According to interviews, Andy and Lana Wachowski’s screenplay for Jupiter Ascending was originally more than 200 pages long. Assuming the usual metric of one page in the script being about one minute on the screen, that means they chopped 40% from it. And boy, does it show. Many expositional details — heck, even a few entire scenes — are included despite being ultimately irrelevant, while other elements go unexplained. It’s a muddled, confusing hodge-podge of a sci-fi spectacle that presumably made more sense in the original screenplay … and which I almost thoroughly enjoyed in spite of itself.
They swung for the fences on this one, that’s for sure. It’s the story of a Russian immigrant named Jupiter Jones (Mila Kunis) who works as a maid with her mother and aunt in Chicago. You can ignore most of what we’re told about Jupiter in the first 20 minutes (she wants to sell her eggs; her sleazy cousin is acting as egg pimp; her dad was an astronomer) because it doesn’t matter. What matters is that she is the genetic reincarnation of a dead alien queen whose three children — whispery fey camp villain Balem (Eddie Redmayne), princely conniver Titus (Douglas Booth), and nondescript because I think her whole subplot got cut out Kalique (Tuppence Middleton) — are squabbling over their inheritance. Specifically, the Earth, which belonged to Mom and now belongs to Jupiter (the girl, not the planet) because she’s the reincarnation of Mom and that’s just how it works, OK?
Explaining it won’t help. The important thing is that these three highly advanced aliens who look like humans (well, except Redmayne) all have strategic reasons to want Jupiter either dead or captured. A bounty hunter named Caine (Channing Tatum) is dispatched to Earth to collect her, but he becomes her friend and protector instead. (Jupiter is the protagonist, but she’s also a girl, so she needs to be rescued a lot.) Caine mentions that he’s genetically part wolf and part albino, to name just two more details that could have been omitted because they’re never mentioned again. He skates around, sometimes shirtless, on nifty gravity boots. He has a friend named Stinger (Sean Bean) who’s part bee. Did you know bees can recognize royalty? That’s a “thing” with them.
I should stop telling you details. It will make you think the movie is more flat-out bonkers than it really is. Only Redmayne’s performance approaches the level of trash masterpiece; everyone else is more or less on the mark, giving it their all without tipping over into cheesiness.
The impressive variety of alien creatures scattered throughout the film, from skittering little gremlins to hulking winged dinosaur-men, along with the “gee whiz!” sense of adventure that permeates the story — along with, sure, Michael Giacchino’s bombastic score that features vocal choruses — puts a person in the mind of Star Wars. Other elements suggest Dune and Brazil, including an amusing sequence of surreal intergalactic bureaucracy that’s a direct homage to the latter. A chase scene in the skies over Chicago is thrillingly realized. There are imaginative touches in the sets and costumes, and in the peculiar details of alien society.
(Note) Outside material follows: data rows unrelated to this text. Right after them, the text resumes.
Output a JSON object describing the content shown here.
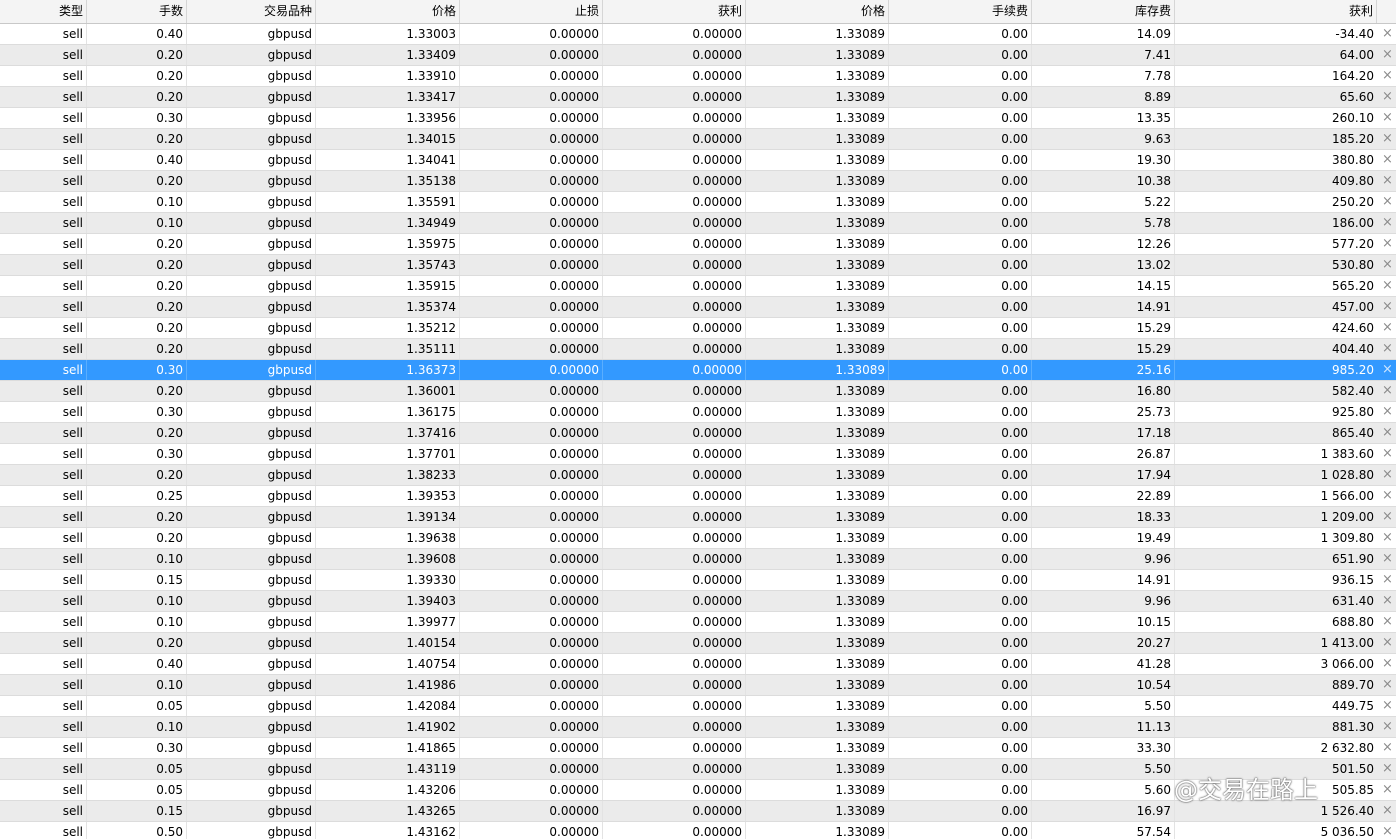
{
  "columns": [
    "类型",
    "手数",
    "交易品种",
    "价格",
    "止损",
    "获利",
    "价格",
    "手续费",
    "库存费",
    "获利"
  ],
  "close_glyph": "×",
  "watermark": "@交易在路上",
  "selected_row_index": 16,
  "rows": [
    {
      "type": "sell",
      "lots": "0.40",
      "symbol": "gbpusd",
      "open_price": "1.33003",
      "sl": "0.00000",
      "tp": "0.00000",
      "price": "1.33089",
      "commission": "0.00",
      "swap": "14.09",
      "profit": "-34.40"
    },
    {
      "type": "sell",
      "lots": "0.20",
      "symbol": "gbpusd",
      "open_price": "1.33409",
      "sl": "0.00000",
      "tp": "0.00000",
      "price": "1.33089",
      "commission": "0.00",
      "swap": "7.41",
      "profit": "64.00"
    },
    {
      "type": "sell",
      "lots": "0.20",
      "symbol": "gbpusd",
      "open_price": "1.33910",
      "sl": "0.00000",
      "tp": "0.00000",
      "price": "1.33089",
      "commission": "0.00",
      "swap": "7.78",
      "profit": "164.20"
    },
    {
      "type": "sell",
      "lots": "0.20",
      "symbol": "gbpusd",
      "open_price": "1.33417",
      "sl": "0.00000",
      "tp": "0.00000",
      "price": "1.33089",
      "commission": "0.00",
      "swap": "8.89",
      "profit": "65.60"
    },
    {
      "type": "sell",
      "lots": "0.30",
      "symbol": "gbpusd",
      "open_price": "1.33956",
      "sl": "0.00000",
      "tp": "0.00000",
      "price": "1.33089",
      "commission": "0.00",
      "swap": "13.35",
      "profit": "260.10"
    },
    {
      "type": "sell",
      "lots": "0.20",
      "symbol": "gbpusd",
      "open_price": "1.34015",
      "sl": "0.00000",
      "tp": "0.00000",
      "price": "1.33089",
      "commission": "0.00",
      "swap": "9.63",
      "profit": "185.20"
    },
    {
      "type": "sell",
      "lots": "0.40",
      "symbol": "gbpusd",
      "open_price": "1.34041",
      "sl": "0.00000",
      "tp": "0.00000",
      "price": "1.33089",
      "commission": "0.00",
      "swap": "19.30",
      "profit": "380.80"
    },
    {
      "type": "sell",
      "lots": "0.20",
      "symbol": "gbpusd",
      "open_price": "1.35138",
      "sl": "0.00000",
      "tp": "0.00000",
      "price": "1.33089",
      "commission": "0.00",
      "swap": "10.38",
      "profit": "409.80"
    },
    {
      "type": "sell",
      "lots": "0.10",
      "symbol": "gbpusd",
      "open_price": "1.35591",
      "sl": "0.00000",
      "tp": "0.00000",
      "price": "1.33089",
      "commission": "0.00",
      "swap": "5.22",
      "profit": "250.20"
    },
    {
      "type": "sell",
      "lots": "0.10",
      "symbol": "gbpusd",
      "open_price": "1.34949",
      "sl": "0.00000",
      "tp": "0.00000",
      "price": "1.33089",
      "commission": "0.00",
      "swap": "5.78",
      "profit": "186.00"
    },
    {
      "type": "sell",
      "lots": "0.20",
      "symbol": "gbpusd",
      "open_price": "1.35975",
      "sl": "0.00000",
      "tp": "0.00000",
      "price": "1.33089",
      "commission": "0.00",
      "swap": "12.26",
      "profit": "577.20"
    },
    {
      "type": "sell",
      "lots": "0.20",
      "symbol": "gbpusd",
      "open_price": "1.35743",
      "sl": "0.00000",
      "tp": "0.00000",
      "price": "1.33089",
      "commission": "0.00",
      "swap": "13.02",
      "profit": "530.80"
    },
    {
      "type": "sell",
      "lots": "0.20",
      "symbol": "gbpusd",
      "open_price": "1.35915",
      "sl": "0.00000",
      "tp": "0.00000",
      "price": "1.33089",
      "commission": "0.00",
      "swap": "14.15",
      "profit": "565.20"
    },
    {
      "type": "sell",
      "lots": "0.20",
      "symbol": "gbpusd",
      "open_price": "1.35374",
      "sl": "0.00000",
      "tp": "0.00000",
      "price": "1.33089",
      "commission": "0.00",
      "swap": "14.91",
      "profit": "457.00"
    },
    {
      "type": "sell",
      "lots": "0.20",
      "symbol": "gbpusd",
      "open_price": "1.35212",
      "sl": "0.00000",
      "tp": "0.00000",
      "price": "1.33089",
      "commission": "0.00",
      "swap": "15.29",
      "profit": "424.60"
    },
    {
      "type": "sell",
      "lots": "0.20",
      "symbol": "gbpusd",
      "open_price": "1.35111",
      "sl": "0.00000",
      "tp": "0.00000",
      "price": "1.33089",
      "commission": "0.00",
      "swap": "15.29",
      "profit": "404.40"
    },
    {
      "type": "sell",
      "lots": "0.30",
      "symbol": "gbpusd",
      "open_price": "1.36373",
      "sl": "0.00000",
      "tp": "0.00000",
      "price": "1.33089",
      "commission": "0.00",
      "swap": "25.16",
      "profit": "985.20"
    },
    {
      "type": "sell",
      "lots": "0.20",
      "symbol": "gbpusd",
      "open_price": "1.36001",
      "sl": "0.00000",
      "tp": "0.00000",
      "price": "1.33089",
      "commission": "0.00",
      "swap": "16.80",
      "profit": "582.40"
    },
    {
      "type": "sell",
      "lots": "0.30",
      "symbol": "gbpusd",
      "open_price": "1.36175",
      "sl": "0.00000",
      "tp": "0.00000",
      "price": "1.33089",
      "commission": "0.00",
      "swap": "25.73",
      "profit": "925.80"
    },
    {
      "type": "sell",
      "lots": "0.20",
      "symbol": "gbpusd",
      "open_price": "1.37416",
      "sl": "0.00000",
      "tp": "0.00000",
      "price": "1.33089",
      "commission": "0.00",
      "swap": "17.18",
      "profit": "865.40"
    },
    {
      "type": "sell",
      "lots": "0.30",
      "symbol": "gbpusd",
      "open_price": "1.37701",
      "sl": "0.00000",
      "tp": "0.00000",
      "price": "1.33089",
      "commission": "0.00",
      "swap": "26.87",
      "profit": "1 383.60"
    },
    {
      "type": "sell",
      "lots": "0.20",
      "symbol": "gbpusd",
      "open_price": "1.38233",
      "sl": "0.00000",
      "tp": "0.00000",
      "price": "1.33089",
      "commission": "0.00",
      "swap": "17.94",
      "profit": "1 028.80"
    },
    {
      "type": "sell",
      "lots": "0.25",
      "symbol": "gbpusd",
      "open_price": "1.39353",
      "sl": "0.00000",
      "tp": "0.00000",
      "price": "1.33089",
      "commission": "0.00",
      "swap": "22.89",
      "profit": "1 566.00"
    },
    {
      "type": "sell",
      "lots": "0.20",
      "symbol": "gbpusd",
      "open_price": "1.39134",
      "sl": "0.00000",
      "tp": "0.00000",
      "price": "1.33089",
      "commission": "0.00",
      "swap": "18.33",
      "profit": "1 209.00"
    },
    {
      "type": "sell",
      "lots": "0.20",
      "symbol": "gbpusd",
      "open_price": "1.39638",
      "sl": "0.00000",
      "tp": "0.00000",
      "price": "1.33089",
      "commission": "0.00",
      "swap": "19.49",
      "profit": "1 309.80"
    },
    {
      "type": "sell",
      "lots": "0.10",
      "symbol": "gbpusd",
      "open_price": "1.39608",
      "sl": "0.00000",
      "tp": "0.00000",
      "price": "1.33089",
      "commission": "0.00",
      "swap": "9.96",
      "profit": "651.90"
    },
    {
      "type": "sell",
      "lots": "0.15",
      "symbol": "gbpusd",
      "open_price": "1.39330",
      "sl": "0.00000",
      "tp": "0.00000",
      "price": "1.33089",
      "commission": "0.00",
      "swap": "14.91",
      "profit": "936.15"
    },
    {
      "type": "sell",
      "lots": "0.10",
      "symbol": "gbpusd",
      "open_price": "1.39403",
      "sl": "0.00000",
      "tp": "0.00000",
      "price": "1.33089",
      "commission": "0.00",
      "swap": "9.96",
      "profit": "631.40"
    },
    {
      "type": "sell",
      "lots": "0.10",
      "symbol": "gbpusd",
      "open_price": "1.39977",
      "sl": "0.00000",
      "tp": "0.00000",
      "price": "1.33089",
      "commission": "0.00",
      "swap": "10.15",
      "profit": "688.80"
    },
    {
      "type": "sell",
      "lots": "0.20",
      "symbol": "gbpusd",
      "open_price": "1.40154",
      "sl": "0.00000",
      "tp": "0.00000",
      "price": "1.33089",
      "commission": "0.00",
      "swap": "20.27",
      "profit": "1 413.00"
    },
    {
      "type": "sell",
      "lots": "0.40",
      "symbol": "gbpusd",
      "open_price": "1.40754",
      "sl": "0.00000",
      "tp": "0.00000",
      "price": "1.33089",
      "commission": "0.00",
      "swap": "41.28",
      "profit": "3 066.00"
    },
    {
      "type": "sell",
      "lots": "0.10",
      "symbol": "gbpusd",
      "open_price": "1.41986",
      "sl": "0.00000",
      "tp": "0.00000",
      "price": "1.33089",
      "commission": "0.00",
      "swap": "10.54",
      "profit": "889.70"
    },
    {
      "type": "sell",
      "lots": "0.05",
      "symbol": "gbpusd",
      "open_price": "1.42084",
      "sl": "0.00000",
      "tp": "0.00000",
      "price": "1.33089",
      "commission": "0.00",
      "swap": "5.50",
      "profit": "449.75"
    },
    {
      "type": "sell",
      "lots": "0.10",
      "symbol": "gbpusd",
      "open_price": "1.41902",
      "sl": "0.00000",
      "tp": "0.00000",
      "price": "1.33089",
      "commission": "0.00",
      "swap": "11.13",
      "profit": "881.30"
    },
    {
      "type": "sell",
      "lots": "0.30",
      "symbol": "gbpusd",
      "open_price": "1.41865",
      "sl": "0.00000",
      "tp": "0.00000",
      "price": "1.33089",
      "commission": "0.00",
      "swap": "33.30",
      "profit": "2 632.80"
    },
    {
      "type": "sell",
      "lots": "0.05",
      "symbol": "gbpusd",
      "open_price": "1.43119",
      "sl": "0.00000",
      "tp": "0.00000",
      "price": "1.33089",
      "commission": "0.00",
      "swap": "5.50",
      "profit": "501.50"
    },
    {
      "type": "sell",
      "lots": "0.05",
      "symbol": "gbpusd",
      "open_price": "1.43206",
      "sl": "0.00000",
      "tp": "0.00000",
      "price": "1.33089",
      "commission": "0.00",
      "swap": "5.60",
      "profit": "505.85"
    },
    {
      "type": "sell",
      "lots": "0.15",
      "symbol": "gbpusd",
      "open_price": "1.43265",
      "sl": "0.00000",
      "tp": "0.00000",
      "price": "1.33089",
      "commission": "0.00",
      "swap": "16.97",
      "profit": "1 526.40"
    },
    {
      "type": "sell",
      "lots": "0.50",
      "symbol": "gbpusd",
      "open_price": "1.43162",
      "sl": "0.00000",
      "tp": "0.00000",
      "price": "1.33089",
      "commission": "0.00",
      "swap": "57.54",
      "profit": "5 036.50"
    }
  ]
}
The bureaucracy sequence is entertaining but adds nothing to the story. That’s because there’s nothing to add to. For as big, bold, and fun as the film is, it has very little depth, no weightier things on its mind. That’s quite a change from the Big Themes of The Matrix and Cloud Atlas, and I’d be curious to know whether the fuller version of Jupiter Ascending had more meat on its bones. It lacks a fearsome villain, too, which is a critical miscalculation. If your story is ultimately no more complicated than “good versus evil,” well, your evil ought to be well represented, don’t you think?
Say what you will about the Wachowski siblings — for example, Speed Racer is unwatchable even on second try — but one thing is beyond dispute: they’re fully committed to their nerdy, insanely detailed sci-fi stories. That enthusiasm is infectious. Jupiter Ascending is bold, silly, and messy, but it’s sincere. Watching it, you get the feeling (even though you know this isn’t the case) that Andy and Lana don’t care if it makes money, that they’ll happily spin their adventure yarns for whoever will listen. For me, that separates this from something prefabricated like, say, Seventh Son, where you can tell the primary motivator was that someone wanted to launch a lucrative franchise and didn’t care if it was any good. You might not think Jupiter Ascending is good, but you have to see that the Wachowskis at least wanted it to be.